Veale was 11 when his parents, Henry and Marianna Veale, moved their family to Santa Rosa from Stockton in 1950. Veale spent his teen years on his parents’ 30-acre ranch on Santa Rosa’s Brush Creek Road, where the Brush Creek Villas townhouse neighborhood is now. His father, Henry Veale, opened a Volkswagen dealership downtown in 1955.
Young Kirk Veale was active in Future Farmers of America at Santa Rosa High School up to his graduation in 1958. He then went to sea as a merchant mariner, and subsequently with the Coast Guard.
He and Jamie Gobler of Sonoma met at Santa Rosa Junior College. They married in 1960.
He was a year out of Menlo College, where he studied business, when, in 1964, his father died.

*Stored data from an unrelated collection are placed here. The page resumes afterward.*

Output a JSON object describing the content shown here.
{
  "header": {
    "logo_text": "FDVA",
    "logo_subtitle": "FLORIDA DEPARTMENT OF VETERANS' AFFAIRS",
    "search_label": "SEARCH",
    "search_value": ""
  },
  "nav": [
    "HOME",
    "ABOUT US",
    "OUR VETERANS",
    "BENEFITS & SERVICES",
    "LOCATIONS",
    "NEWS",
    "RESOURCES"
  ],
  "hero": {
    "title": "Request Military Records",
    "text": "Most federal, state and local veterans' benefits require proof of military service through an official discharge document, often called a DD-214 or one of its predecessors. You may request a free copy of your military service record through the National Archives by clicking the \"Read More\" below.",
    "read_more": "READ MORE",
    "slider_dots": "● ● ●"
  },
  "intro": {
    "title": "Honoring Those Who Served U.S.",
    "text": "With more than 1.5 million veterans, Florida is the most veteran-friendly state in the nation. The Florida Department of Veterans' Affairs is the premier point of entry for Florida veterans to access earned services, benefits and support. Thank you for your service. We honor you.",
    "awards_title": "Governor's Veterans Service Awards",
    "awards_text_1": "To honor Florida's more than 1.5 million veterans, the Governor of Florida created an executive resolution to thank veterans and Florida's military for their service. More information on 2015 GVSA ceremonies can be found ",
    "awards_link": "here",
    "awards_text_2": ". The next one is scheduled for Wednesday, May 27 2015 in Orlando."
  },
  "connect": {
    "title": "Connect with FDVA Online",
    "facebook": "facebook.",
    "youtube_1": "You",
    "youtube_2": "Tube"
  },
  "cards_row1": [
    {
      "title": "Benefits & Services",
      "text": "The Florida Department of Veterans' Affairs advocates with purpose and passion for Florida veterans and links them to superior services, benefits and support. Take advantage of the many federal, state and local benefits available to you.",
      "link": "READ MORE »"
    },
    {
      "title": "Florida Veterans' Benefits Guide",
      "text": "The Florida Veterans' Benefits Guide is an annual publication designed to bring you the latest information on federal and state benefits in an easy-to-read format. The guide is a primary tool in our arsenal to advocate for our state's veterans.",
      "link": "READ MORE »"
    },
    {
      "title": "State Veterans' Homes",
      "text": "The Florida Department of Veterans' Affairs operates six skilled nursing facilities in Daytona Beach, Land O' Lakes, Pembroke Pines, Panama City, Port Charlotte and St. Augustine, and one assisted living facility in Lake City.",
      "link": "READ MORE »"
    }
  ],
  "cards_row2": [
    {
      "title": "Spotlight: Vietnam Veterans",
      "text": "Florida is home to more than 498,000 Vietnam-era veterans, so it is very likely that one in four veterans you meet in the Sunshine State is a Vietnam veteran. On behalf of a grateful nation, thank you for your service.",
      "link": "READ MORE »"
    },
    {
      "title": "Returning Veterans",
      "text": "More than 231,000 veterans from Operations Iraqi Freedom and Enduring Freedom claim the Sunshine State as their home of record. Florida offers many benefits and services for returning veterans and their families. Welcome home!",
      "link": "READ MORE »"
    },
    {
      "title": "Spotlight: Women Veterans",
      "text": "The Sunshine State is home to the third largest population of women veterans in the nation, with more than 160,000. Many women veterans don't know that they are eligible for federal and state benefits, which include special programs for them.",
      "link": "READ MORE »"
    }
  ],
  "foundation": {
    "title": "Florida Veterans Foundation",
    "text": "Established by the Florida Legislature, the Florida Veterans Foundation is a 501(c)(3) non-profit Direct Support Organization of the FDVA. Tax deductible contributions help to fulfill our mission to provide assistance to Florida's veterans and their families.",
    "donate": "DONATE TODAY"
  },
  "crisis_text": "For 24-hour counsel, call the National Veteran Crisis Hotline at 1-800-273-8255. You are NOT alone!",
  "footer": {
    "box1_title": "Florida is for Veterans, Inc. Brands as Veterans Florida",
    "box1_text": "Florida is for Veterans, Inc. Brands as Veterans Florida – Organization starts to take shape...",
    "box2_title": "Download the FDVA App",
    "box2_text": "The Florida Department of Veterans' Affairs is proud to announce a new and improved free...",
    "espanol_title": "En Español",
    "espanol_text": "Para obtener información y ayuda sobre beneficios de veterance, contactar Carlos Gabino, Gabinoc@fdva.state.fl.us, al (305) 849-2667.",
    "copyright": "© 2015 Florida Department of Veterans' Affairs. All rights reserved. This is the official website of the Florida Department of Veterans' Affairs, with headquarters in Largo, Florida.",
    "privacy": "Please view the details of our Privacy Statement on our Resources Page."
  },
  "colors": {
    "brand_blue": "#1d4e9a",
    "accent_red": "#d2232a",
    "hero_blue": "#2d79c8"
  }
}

Veale and his brother, Dusty, took over the running of Henry Veale VW, which by then had moved south from downtown to Santa Rosa Avenue. A few years later, the dealership became the second, after Comanche Chevrolet, to take root on the city’s new auto row on Corby Avenue.
After Dusty Veale sold his brother his interest in the business and moved to Etna, Kirk Veale took on additional German car brands: Porsche, BMW, Audi.
Veale provided all the necessities to their children, Vicki, Kent and Kelly, but made clear he expected them to perform their chores, be responsible and live with the consequences of their choices.
“My dad was strict,” said Vicki Veale of Santa Rosa. Her sister Kelly Veale Juul agreed, noting, “He really wanted to teach his children to be independent and to make it on our own.”
At the same time, the sisters said, their dad was there for them in full if they got into a bind or needed help.
Said Vicki Veale, “If we fell, he would pick us back up. But he let us fall.”
She said that today she couldn’t be more grateful for the fathering she and her siblings received, and for its impact on the adults they’ve become.
Her brother Kent called their dad “a teacher of lessons of which he would never give you the answer. And most of the time you didn’t even know he was teaching you a lesson.”
Kirk and Jamie Veale divorced in 1980. Five years later, something clicked as Veale spoke at the restaurant at Santa Rosa’s landmark Flamingo Hotel with Pat Gawley. The native of San Francisco had come to Santa Rosa with her daughter, Jill, following a divorce and was working at the Flamingo as a hostess.
They began to date and soon Veale invited Gawley to fly with him to Brazil.
“He proposed to me on the beach at Ipanema,” she said. They married in November 1985.
Their combined four children and their friends commonly observe that the love they shared was something to behold.
“I loved him for loving his wife so beautifully,” said Julie Nation, a longtime friend who credits Kirk Veale for much of the success of the Julie Nation Academy, a 50-year-old Santa Rosa modeling and talent school.
While still selling cars, Veale moved also into developing land and managing properties. He turned to real estate investment full time after he sold his dealership to the Hansel group in 1991. The site of the former Veale dealership is home now to CarMax.
Early on, Veale bought land and built affordable apartments, subdivisions and other developments. His company transitioned over time to buying, upgrading and renting buildings.
Among the Sonoma County buildings owned or formerly owned by Veale are the now long-gone Highland House restaurant, La Rose Hotel and the former Bank of America building in Guerneville.